Geçen yazıda, günümüzde küreselleşmenin en önemli savunucusu olan ABD’nin Trump yönetimi altında hem söylemsel olarak (“küreselleşme ideolojisine karşıyım”) hem de uygulamada (ticaret savaşı, ekonomik birlik projelerinden çekilme) küreselleşmeye mesafeli bir yöne girdiğini ve bunun savunuculuğunu artık Çin ve Hindistan’ın üstlendiğini söylemiştim. Bu kritik dönüşümün, Türkiye’de neredeyse hiç tartışılmamasını ilginç buluyorum ve küreselleşmeyi emperyalizme eşitleyen yaklaşımın tekrar gözden geçirilmesi gerektiğini, günümüz küresel kapitalizmin ve jeopolitiğinin aldığı biçim doğrultusunda emperyalizm ve küreselleşme kavramlarının yeni koşullar ve dönüşümler altında yeniden tanımlanması gerektiğini savunuyorum. Bu noktada 1990’larda özellikle Türkiye’de yerleşik hale gelmiş, yeterince sorgulanmadan kabul edilmiş olan küreselleşmeye dair üç ön kabulü yer imkan verdiğince tartışmaya çalışacağım. Bunlardan birincisi, geçen yazıda başlattığım küreselleşme ile emperyalizmin aynı şeyler olduğu, küreselleşmenin emperyalizmin yeni biçimi ve bir adlandırma meselesi olduğu. İkincisi, yine 1990’lar boyunca sıklıkla tekrarlanan küreselleşme ile devlet arasında bir karşıtlık ilişkisi olduğu, yani küreselleşmenin devleti zayıflatmaya çalıştığı ve milliyetçilik karşıtı olduğu. Üçüncüsü ise, Türkiye’ye özel ve burada daha yaygın bir algılama olan küreselleşmenin teritoryal yani topraksal bölünmeyi zorladığı iddiası.

EMPERYALİZMİN DÖNÜŞÜMÜ

Hayatta hiçbir şey aynı kalmadığı gibi, emperyalizm de içeriği korunmakla birlikte biçim değiştirdi. Örneğin, Lenin Emperyalizm kitabını yazdığında, emperyalizmin, merkezi kapitalist ülkeler arasında yarattığı gerilim ve savaş olgusuna ağırlık vermişti çünkü kitabını 1916’da, Birinci Dünya Savaşı koşullarında yazmıştı. 1945 sonrasında ise sosyalist bir blokun varlığında kapitalist merkez içi bir çatışma üzerine emperyalizm teorisi inşa edilemezdi.

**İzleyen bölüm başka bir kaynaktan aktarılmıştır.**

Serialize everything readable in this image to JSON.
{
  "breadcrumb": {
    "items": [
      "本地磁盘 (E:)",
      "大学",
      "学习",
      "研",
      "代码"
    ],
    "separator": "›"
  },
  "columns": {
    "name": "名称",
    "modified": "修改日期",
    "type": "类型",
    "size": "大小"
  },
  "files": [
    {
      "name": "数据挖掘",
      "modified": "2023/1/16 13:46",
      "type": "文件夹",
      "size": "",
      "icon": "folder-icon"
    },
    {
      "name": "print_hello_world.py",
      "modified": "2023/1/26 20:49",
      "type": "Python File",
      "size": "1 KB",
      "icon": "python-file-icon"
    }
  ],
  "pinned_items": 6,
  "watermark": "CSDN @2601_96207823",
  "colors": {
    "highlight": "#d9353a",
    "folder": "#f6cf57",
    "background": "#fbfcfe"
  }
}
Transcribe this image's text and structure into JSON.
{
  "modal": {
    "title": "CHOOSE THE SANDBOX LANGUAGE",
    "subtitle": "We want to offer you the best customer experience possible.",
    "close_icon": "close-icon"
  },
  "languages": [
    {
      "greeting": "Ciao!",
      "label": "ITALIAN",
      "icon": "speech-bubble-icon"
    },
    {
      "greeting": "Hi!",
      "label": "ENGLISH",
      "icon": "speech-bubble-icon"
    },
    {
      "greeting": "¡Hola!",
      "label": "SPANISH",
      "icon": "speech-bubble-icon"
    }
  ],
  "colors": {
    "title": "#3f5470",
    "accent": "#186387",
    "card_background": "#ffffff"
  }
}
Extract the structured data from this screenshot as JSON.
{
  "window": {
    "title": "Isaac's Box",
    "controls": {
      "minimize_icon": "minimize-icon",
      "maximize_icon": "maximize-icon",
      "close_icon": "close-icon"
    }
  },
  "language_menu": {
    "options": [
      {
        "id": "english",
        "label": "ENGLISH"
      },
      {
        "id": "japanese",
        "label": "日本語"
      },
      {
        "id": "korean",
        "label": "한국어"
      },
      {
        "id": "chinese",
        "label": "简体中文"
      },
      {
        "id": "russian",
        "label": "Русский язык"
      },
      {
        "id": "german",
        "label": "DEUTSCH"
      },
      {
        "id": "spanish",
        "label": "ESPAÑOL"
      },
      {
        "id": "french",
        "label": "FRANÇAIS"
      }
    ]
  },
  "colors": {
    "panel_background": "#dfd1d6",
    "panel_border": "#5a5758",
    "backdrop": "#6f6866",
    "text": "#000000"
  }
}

O yüzden İkinci Dünya Savaşı sonrası dönemde emperyalizm olgusu “Yeni Marksizm” ve Dünya Sistemi gibi yaklaşımlar çerçevesinde daha çok kapitalist gelişmiş merkez ile gelişmekte olan çevre ya da Üçüncü Dünya arasındaki eşitsiz ve bağımlılık üzerine kurulu yapısal bir ilişki olarak tanımlandı ve bu çevrede elde edilen artı değerin merkezi kapitalist ülkelere aktarılması mekanizması analiz edilerek, geri kalmışlığın yapısal nedenleri ortaya kondu.

1970’lerin sonunda başlayan ama 1990’larda hız kazanan neoliberal küreselleşme ise emperyalizmin hem biçim hem de içeriğinde bazı önemli dönüşümler yarattı. Küreselleşme bir yanda neoliberal bir birikim rejimi öte yanda teknolojik imkanların ticaret, üretim ve finans alanlarında sağladığı dönüştürücü imkanlar ile kapitalizmin büyük bir hızla yerkürenin her bir noktasına yayılması anlamına geliyor. Bu anlamda emperyalizmi de içeren çok daha kapsamlı bir olgu, kapitalizmin tarihsel evrimi içinde kapitalizmi küresel ölçekte yeniden organize etme çabasının bir ürünüyle karşı karşıyayız.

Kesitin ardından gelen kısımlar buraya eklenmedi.